View Full Version : Question, What is the configd file?

Mar 30, 2008, 01:21 PM
What is the configd file and what does it do?

Mar 30, 2008, 11:16 PM
the configd daemon appears to be a sort of clearing house for notifying other parts of the system about configuration changes. It seems to cover network config, system preferences, etc. It should always be running and you shouldn't need to interact with it.

For more, run:
man configd

from the terminal.


Mar 31, 2008, 11:15 AM

Thanks for the reply Lee, I will use the terminal man from now on as one of my sources to help determine what some of the processes do. This file notified me of recent changes on my Mac by a foreign IP.

Here is what the Terminal Man command gives me about what the configd file does DESCRIPTION
The configd daemon is responsible for many configuration aspects of the
local system. configd maintains data reflecting the desired and current
state of the system, provides notifications to applications when this
data changes, and hosts a number of configuration agents in the form of
loadable bundles.

Each configuration agent is responsible for a well-defined aspect of con-
figuration management. The agents look to one or more input sources
(preferences, low-level kernel events, configd notifications, etc) and,
through a set of policy modules, interacts with the system to establish
the desired operational configuration.

Access to the data maintained by configd is via the SystemConfigura-
tion.framework SCDynamicStore APIs.

In short it seems to be a config file for the Mac

1. I am just so frustrated right now. I opened a port through IRC Chat about a month ago, and someone came through. I had all my backups on a Internal second hard drive inside the computer, (another huge mistake.) I posted a while back and don't think many believed me about what happened. The Mac is not invincible, especially when I did something so idiotic as open that port and let this person in ( without knowing). I pretty much have had nothing but problems ever since! I have reformatted so many times but I think whenever I put my files back on that something must have been added to my internal backup files so it just keeps getting put back on after I reinstall.

2. I wish I new more about the processes of the computer in the background, kind of like what the Apple Techs know,(I know not realistic) there are so many and programmers spend their lives acquiring their skills. One of the programmers in the Mac Rumors forum told me that even their knowledge of the Apple core code and processes was limited to what they gathered from talking to Apple Programmers, other programmers and online.

I am at wits end. Someone I know that does IT for a living and uses Macs for the most part is coming over tonight to look at my computers, hopefully we can figure out what is going on.

Mar 31, 2008, 11:54 AM
Did you install OS X from scratch and try to use it before copying over old files?

IF you have a compromised file somewhere it wouldn't get re-installed unless you copied it over immediately after reinstalling OS X.

And don't use an Administrator account for daily use or do what people on IRC tell you do to your system.

Mar 31, 2008, 11:58 AM
... or do what people on IRC tell you do to your system.

That made me laugh :)

Mar 31, 2008, 01:07 PM
I think the hardest lesson I have had to learn about the internet is that it is the Wild West out there.
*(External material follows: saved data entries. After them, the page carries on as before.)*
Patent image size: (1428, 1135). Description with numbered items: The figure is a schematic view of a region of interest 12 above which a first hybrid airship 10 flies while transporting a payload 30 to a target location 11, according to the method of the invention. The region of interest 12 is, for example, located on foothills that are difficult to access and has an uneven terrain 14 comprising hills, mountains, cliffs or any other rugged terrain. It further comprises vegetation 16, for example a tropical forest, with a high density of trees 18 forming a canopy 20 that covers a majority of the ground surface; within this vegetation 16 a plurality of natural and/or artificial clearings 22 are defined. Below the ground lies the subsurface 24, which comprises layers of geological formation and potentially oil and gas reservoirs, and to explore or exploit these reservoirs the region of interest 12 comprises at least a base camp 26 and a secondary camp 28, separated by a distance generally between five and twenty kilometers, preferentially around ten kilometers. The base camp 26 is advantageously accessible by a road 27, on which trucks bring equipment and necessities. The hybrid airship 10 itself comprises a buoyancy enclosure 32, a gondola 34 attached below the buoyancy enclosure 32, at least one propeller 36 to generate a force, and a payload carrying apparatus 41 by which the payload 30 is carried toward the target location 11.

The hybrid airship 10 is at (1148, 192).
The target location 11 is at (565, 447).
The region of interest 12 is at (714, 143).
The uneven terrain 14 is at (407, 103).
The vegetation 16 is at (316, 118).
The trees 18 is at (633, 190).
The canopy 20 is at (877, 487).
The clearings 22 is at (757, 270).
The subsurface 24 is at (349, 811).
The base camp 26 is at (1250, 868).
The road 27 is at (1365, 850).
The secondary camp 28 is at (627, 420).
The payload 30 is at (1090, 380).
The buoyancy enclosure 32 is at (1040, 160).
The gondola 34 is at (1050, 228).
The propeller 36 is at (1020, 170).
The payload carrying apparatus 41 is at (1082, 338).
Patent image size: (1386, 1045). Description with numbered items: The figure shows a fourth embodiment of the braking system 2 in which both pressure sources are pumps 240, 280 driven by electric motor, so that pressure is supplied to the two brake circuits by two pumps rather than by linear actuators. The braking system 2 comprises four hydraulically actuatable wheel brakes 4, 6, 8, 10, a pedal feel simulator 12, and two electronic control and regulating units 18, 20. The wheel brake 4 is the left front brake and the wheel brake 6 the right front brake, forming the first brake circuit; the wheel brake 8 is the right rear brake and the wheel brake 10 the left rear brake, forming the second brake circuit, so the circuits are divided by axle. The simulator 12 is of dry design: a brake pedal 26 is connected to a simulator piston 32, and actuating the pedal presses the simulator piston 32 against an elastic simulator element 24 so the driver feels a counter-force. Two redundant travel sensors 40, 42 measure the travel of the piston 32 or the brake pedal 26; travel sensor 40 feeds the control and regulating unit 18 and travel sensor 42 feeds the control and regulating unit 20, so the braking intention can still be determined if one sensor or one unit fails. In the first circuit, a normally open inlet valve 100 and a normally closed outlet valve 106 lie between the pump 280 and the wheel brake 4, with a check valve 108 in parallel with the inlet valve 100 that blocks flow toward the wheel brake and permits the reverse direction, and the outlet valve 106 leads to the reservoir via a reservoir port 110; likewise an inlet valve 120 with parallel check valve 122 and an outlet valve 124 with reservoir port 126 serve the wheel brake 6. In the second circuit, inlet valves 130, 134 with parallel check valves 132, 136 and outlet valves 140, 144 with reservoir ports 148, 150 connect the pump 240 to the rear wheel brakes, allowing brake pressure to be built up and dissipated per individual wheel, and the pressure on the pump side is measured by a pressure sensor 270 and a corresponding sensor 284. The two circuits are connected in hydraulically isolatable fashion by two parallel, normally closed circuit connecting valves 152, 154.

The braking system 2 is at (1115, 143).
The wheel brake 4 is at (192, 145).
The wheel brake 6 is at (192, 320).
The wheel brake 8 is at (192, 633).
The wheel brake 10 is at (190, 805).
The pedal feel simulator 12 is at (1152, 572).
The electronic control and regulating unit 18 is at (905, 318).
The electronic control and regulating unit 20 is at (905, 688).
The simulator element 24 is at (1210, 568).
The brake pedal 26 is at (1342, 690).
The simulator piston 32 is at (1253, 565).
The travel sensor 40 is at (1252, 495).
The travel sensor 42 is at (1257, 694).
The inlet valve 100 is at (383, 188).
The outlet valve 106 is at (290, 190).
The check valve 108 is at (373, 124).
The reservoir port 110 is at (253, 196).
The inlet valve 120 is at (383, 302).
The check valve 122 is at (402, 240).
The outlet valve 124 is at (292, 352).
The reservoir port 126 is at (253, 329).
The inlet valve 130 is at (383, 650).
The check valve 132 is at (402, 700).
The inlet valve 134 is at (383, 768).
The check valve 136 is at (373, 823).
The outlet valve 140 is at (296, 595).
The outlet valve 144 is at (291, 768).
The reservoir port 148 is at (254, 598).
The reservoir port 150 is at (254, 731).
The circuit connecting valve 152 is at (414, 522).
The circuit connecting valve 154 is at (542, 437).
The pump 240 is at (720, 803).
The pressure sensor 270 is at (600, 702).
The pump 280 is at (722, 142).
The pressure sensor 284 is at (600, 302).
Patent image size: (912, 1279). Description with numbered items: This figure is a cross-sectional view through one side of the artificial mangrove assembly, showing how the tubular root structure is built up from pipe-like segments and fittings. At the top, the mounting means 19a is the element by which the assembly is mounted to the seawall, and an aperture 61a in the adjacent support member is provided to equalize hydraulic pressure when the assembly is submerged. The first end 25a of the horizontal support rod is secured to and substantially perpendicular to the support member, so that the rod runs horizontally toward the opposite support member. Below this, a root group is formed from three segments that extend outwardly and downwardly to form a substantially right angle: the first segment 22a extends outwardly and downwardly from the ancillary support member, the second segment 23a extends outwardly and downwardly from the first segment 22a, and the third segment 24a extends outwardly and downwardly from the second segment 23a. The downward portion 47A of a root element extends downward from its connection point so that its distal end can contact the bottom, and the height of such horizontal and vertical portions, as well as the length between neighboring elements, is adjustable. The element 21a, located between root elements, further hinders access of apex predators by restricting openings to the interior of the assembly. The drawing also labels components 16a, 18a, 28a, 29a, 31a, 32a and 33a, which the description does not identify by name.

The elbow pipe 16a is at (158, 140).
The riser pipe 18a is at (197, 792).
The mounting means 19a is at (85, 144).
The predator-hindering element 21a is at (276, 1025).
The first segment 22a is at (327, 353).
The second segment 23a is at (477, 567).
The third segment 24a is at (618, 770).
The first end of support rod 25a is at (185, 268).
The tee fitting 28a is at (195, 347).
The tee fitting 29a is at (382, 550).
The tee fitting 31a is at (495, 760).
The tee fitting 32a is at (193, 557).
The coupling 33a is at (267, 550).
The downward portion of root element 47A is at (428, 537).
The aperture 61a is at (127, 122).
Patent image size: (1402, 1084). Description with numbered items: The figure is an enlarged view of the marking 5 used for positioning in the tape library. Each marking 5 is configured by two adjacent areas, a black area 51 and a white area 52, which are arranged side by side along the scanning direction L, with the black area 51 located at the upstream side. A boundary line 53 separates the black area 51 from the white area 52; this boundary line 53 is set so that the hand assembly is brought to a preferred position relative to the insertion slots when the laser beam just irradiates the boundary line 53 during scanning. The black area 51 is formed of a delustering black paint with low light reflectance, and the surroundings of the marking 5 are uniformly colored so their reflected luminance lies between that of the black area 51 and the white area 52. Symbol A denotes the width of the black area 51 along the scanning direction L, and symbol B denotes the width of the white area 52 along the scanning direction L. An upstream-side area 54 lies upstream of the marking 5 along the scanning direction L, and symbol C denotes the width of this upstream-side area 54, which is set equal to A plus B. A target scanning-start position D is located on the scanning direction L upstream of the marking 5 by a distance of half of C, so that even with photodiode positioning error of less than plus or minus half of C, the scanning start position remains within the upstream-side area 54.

People would sooner shoot you if you put yourself in the wrong situation.


I guess it is funny if you have learned this lesson from others or learned this without having to experience it for yourself. But trust me, it is not funny when you have to learn this lesson the hard way, experience it ;)


Yea, I have done a clean install. Waited and then put the files back on my computer. I did not realize how open you leave yourself when using IRC Chat. I know without someone seeing what is going on that knows the background processes it is going to be very hard for me to figure out what has been compromised and how to secure my computer completely. I just wish I could hit the rewind button.